Having grown up in South Kensington and Pimlico, Damian spent hours at the V&A and the Natural History Museum when he bought the apartment, igniting his passion for everything from design and dinosaurs to travel, cosmology and archaeology. difference. 1,110 square feet of interior space.

“Each Bankside Lofts home is completely unique, and we loved the lightness and height of this one, but we changed the design a bit,” he says.

The addition of a geometrically shaped wooden staircase leading to the terrace area above one of the bedrooms effectively creates a living space of its own, and in one of the two bathrooms, it has a glass brick wall feature. Including images from space taken by NASA quickly becomes a design cliché.

The hallway in the middle of the apartment was converted into a dressing room in the master bedroom and the ceiling in the bedroom was lowered.

Light and airy (Image: Modern House)

Light and airy (Image: Modern House)

It's getting cozy (Image: Modern House)

It’s getting cozy (Image: Modern House)

Damian took a lot of ‘stumbling blocks’ to get right (Image: Modern House)

Cute kitchen (Image: Modern Home)

Cute kitchen (Image: Modern Home)

“I basically worked a lot,” says Damian. Damian began his career as an actor and performing artist, as well as painting backdrops, murals, and props for film and television. He invited a friend to build a kitchen out of plywood and installed hardwood floors throughout the apartment.

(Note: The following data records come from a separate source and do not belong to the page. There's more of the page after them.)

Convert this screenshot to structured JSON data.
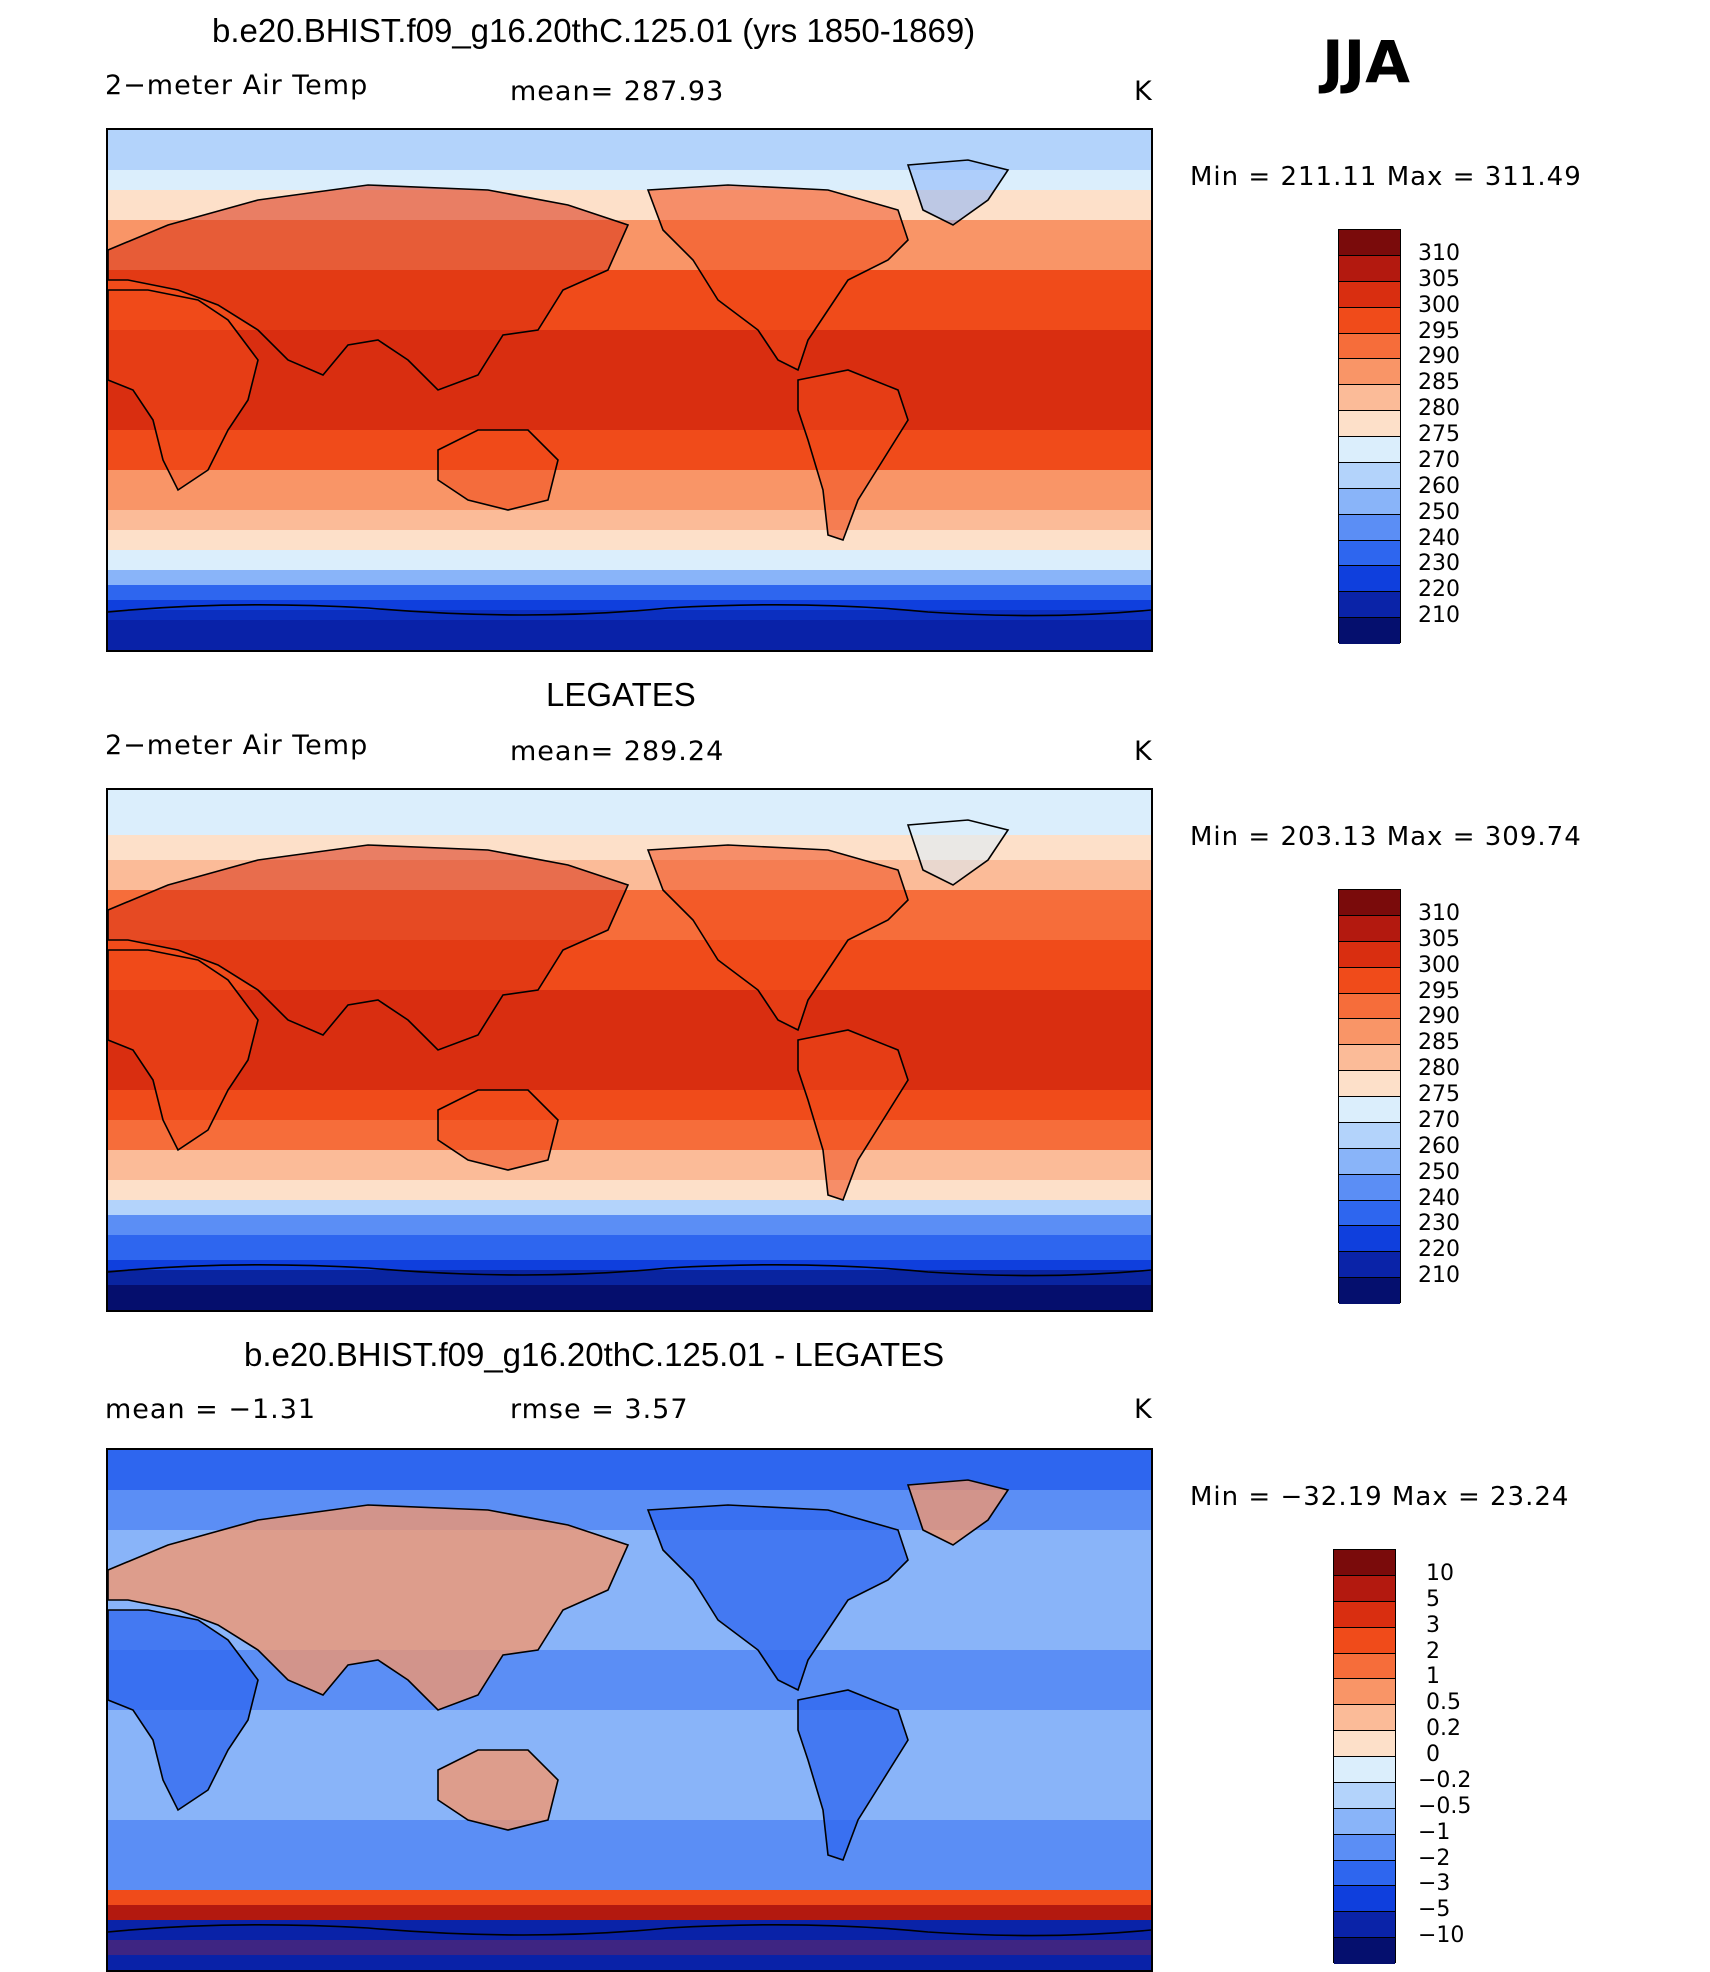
{
  "season": "JJA",
  "units": "K",
  "panels": [
    {
      "title": "b.e20.BHIST.f09_g16.20thC.125.01 (yrs 1850-1869)",
      "left_label": "2−meter Air Temp",
      "mid_label": "mean=  287.93",
      "right_label": "K",
      "minmax": "Min  =  211.11  Max  =  311.49",
      "colorbar": {
        "labels": [
          "310",
          "305",
          "300",
          "295",
          "290",
          "285",
          "280",
          "275",
          "270",
          "260",
          "250",
          "240",
          "230",
          "220",
          "210"
        ],
        "colors": [
          "#7a0b0b",
          "#b3190f",
          "#d92e10",
          "#f04b1a",
          "#f66d3a",
          "#f99567",
          "#fbbb98",
          "#fde0c9",
          "#dbeefc",
          "#b3d3fb",
          "#89b4f9",
          "#5b8ef5",
          "#2e66ef",
          "#0f3fdd",
          "#0a23a8",
          "#050f6e"
        ]
      },
      "kind": "abs"
    },
    {
      "title": "LEGATES",
      "left_label": "2−meter Air Temp",
      "mid_label": "mean=  289.24",
      "right_label": "K",
      "minmax": "Min  =  203.13  Max  =  309.74",
      "colorbar": {
        "labels": [
          "310",
          "305",
          "300",
          "295",
          "290",
          "285",
          "280",
          "275",
          "270",
          "260",
          "250",
          "240",
          "230",
          "220",
          "210"
        ],
        "colors": [
          "#7a0b0b",
          "#b3190f",
          "#d92e10",
          "#f04b1a",
          "#f66d3a",
          "#f99567",
          "#fbbb98",
          "#fde0c9",
          "#dbeefc",
          "#b3d3fb",
          "#89b4f9",
          "#5b8ef5",
          "#2e66ef",
          "#0f3fdd",
          "#0a23a8",
          "#050f6e"
        ]
      },
      "kind": "obs"
    },
    {
      "title": "b.e20.BHIST.f09_g16.20thC.125.01 - LEGATES",
      "left_label": "mean  =    −1.31",
      "mid_label": "rmse  =     3.57",
      "right_label": "K",
      "minmax": "Min  =  −32.19  Max  =    23.24",
      "colorbar": {
        "labels": [
          "10",
          "5",
          "3",
          "2",
          "1",
          "0.5",
          "0.2",
          "0",
          "−0.2",
          "−0.5",
          "−1",
          "−2",
          "−3",
          "−5",
          "−10"
        ],
        "colors": [
          "#7a0b0b",
          "#b3190f",
          "#d92e10",
          "#f04b1a",
          "#f66d3a",
          "#f99567",
          "#fbbb98",
          "#fde0c9",
          "#dbeefc",
          "#b3d3fb",
          "#89b4f9",
          "#5b8ef5",
          "#2e66ef",
          "#0f3fdd",
          "#0a23a8",
          "#050f6e"
        ]
      },
      "kind": "diff"
    }
  ]
}
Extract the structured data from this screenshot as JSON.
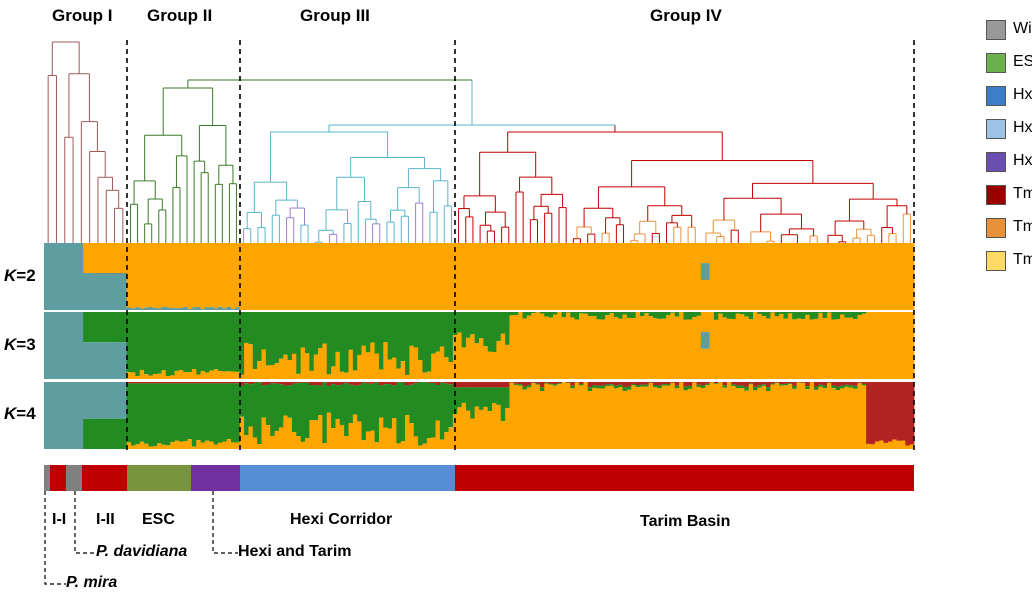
{
  "groups": [
    "Group I",
    "Group II",
    "Group III",
    "Group IV"
  ],
  "k_labels": [
    {
      "k": "K",
      "value": "=2"
    },
    {
      "k": "K",
      "value": "=3"
    },
    {
      "k": "K",
      "value": "=4"
    }
  ],
  "legend": [
    {
      "label": "Wild",
      "color": "#999999"
    },
    {
      "label": "ESC",
      "color": "#6ab04c"
    },
    {
      "label": "HxJq",
      "color": "#3a7fc8"
    },
    {
      "label": "HxZy",
      "color": "#9cc3e6"
    },
    {
      "label": "HxDh",
      "color": "#6a4fb0"
    },
    {
      "label": "TmKsh",
      "color": "#9b0000"
    },
    {
      "label": "TmHt",
      "color": "#e8923a"
    },
    {
      "label": "TmAksu",
      "color": "#ffd966"
    }
  ],
  "cluster_colors": {
    "cluster1": "#5f9ea0",
    "cluster2": "#ffa500",
    "cluster3": "#228b22",
    "cluster4": "#b22222"
  },
  "region_bar": [
    {
      "name": "P. mira",
      "color": "#808080"
    },
    {
      "name": "I-I",
      "color": "#c00000"
    },
    {
      "name": "P. davidiana",
      "color": "#808080"
    },
    {
      "name": "I-II",
      "color": "#c00000"
    },
    {
      "name": "ESC",
      "color": "#77933c"
    },
    {
      "name": "Hexi and Tarim",
      "color": "#7030a0"
    },
    {
      "name": "Hexi Corridor",
      "color": "#558ed5"
    },
    {
      "name": "Tarim Basin",
      "color": "#c00000"
    }
  ],
  "region_labels": {
    "i_i": "I-I",
    "i_ii": "I-II",
    "esc": "ESC",
    "hexi": "Hexi Corridor",
    "tarim": "Tarim Basin",
    "p_davidiana": "P. davidiana",
    "hexi_tarim": "Hexi and Tarim",
    "p_mira": "P. mira"
  }
}
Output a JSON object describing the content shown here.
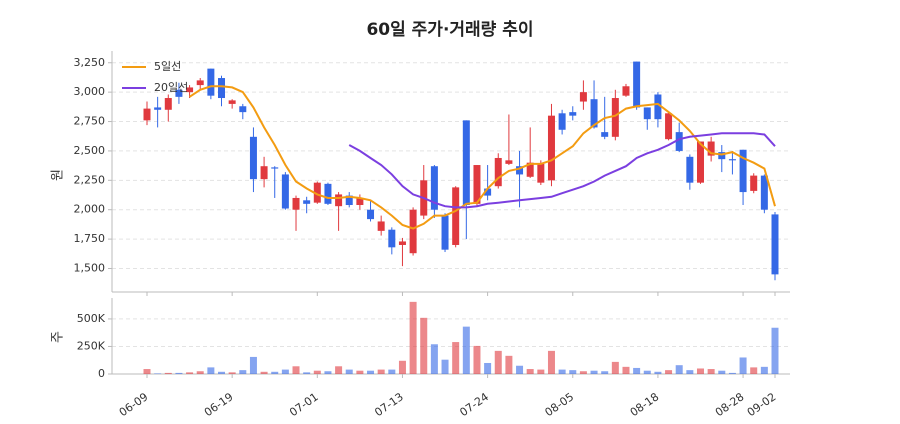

But what really makes this apartment interior sing is the seemingly effortless treatment of paintings, prints, sculptures and objects against pale greens and bright white walls.

The 26’7″ 18’18” open-plan main living space features a wall of floor-to-ceiling glass windows and built-in shelving with thousands of books and oversized bright blue Barbier lamps that catch the eye of immediate. Thousands of pounds at the Paul Smith store, W1, Albemarle Street.

Flanked by a blue velvet chaise longue by Made, it features two Gourny hand-painted wallpapers featuring tropical landscapes in vibrant colours, mounted and framed on canvas. Damian’s friend, illustrator Josie Jammett, added a parrot to the scene.

“I find beauty in almost everything,” says Damian.

Old master paintings, carved marble busts of Roman emperors, lovingly restored tapestries of Venus and Adonis, 1950s American painting sets, everything in the house is equally important. It has been.

For Damien, vintage cabinets of nuts and bolts are as much fun as jumping into a canyon like the brightly colored corals he bought in California or the green glass Buddha statue he inherited from his grandmother. Survival in the Indiana Jones movies”.

More recently, a reclaimed Gothic altar railing was rebuilt to create a room divider. A Renaissance man, Damien has always loved design, construction and decoration.

“I’ve found it to be very therapeutic, especially after using the computer for a few days,” he says. , sometimes I do well. I myself built many things in my apartment: tables, light boxes, shelves with hidden doors.

Writing The Color Storm, with its themes of drama and decadence, pushed him to dig deeper into his roots as an artist.

While she is currently planning her next novel, she is also busy designing a furniture collection that she plans to sell at a temporary event later this year. We use the farm shop owned by our founder, close friend and famous florist Nicky Tibbles.

In fact, the pull of a full-time life in the country was so strong that Damian and Ali decided to move there and put their Bankside Loft home on the market for £1.2m.

Therefore, the next chapter of this unique apartment requires a new character.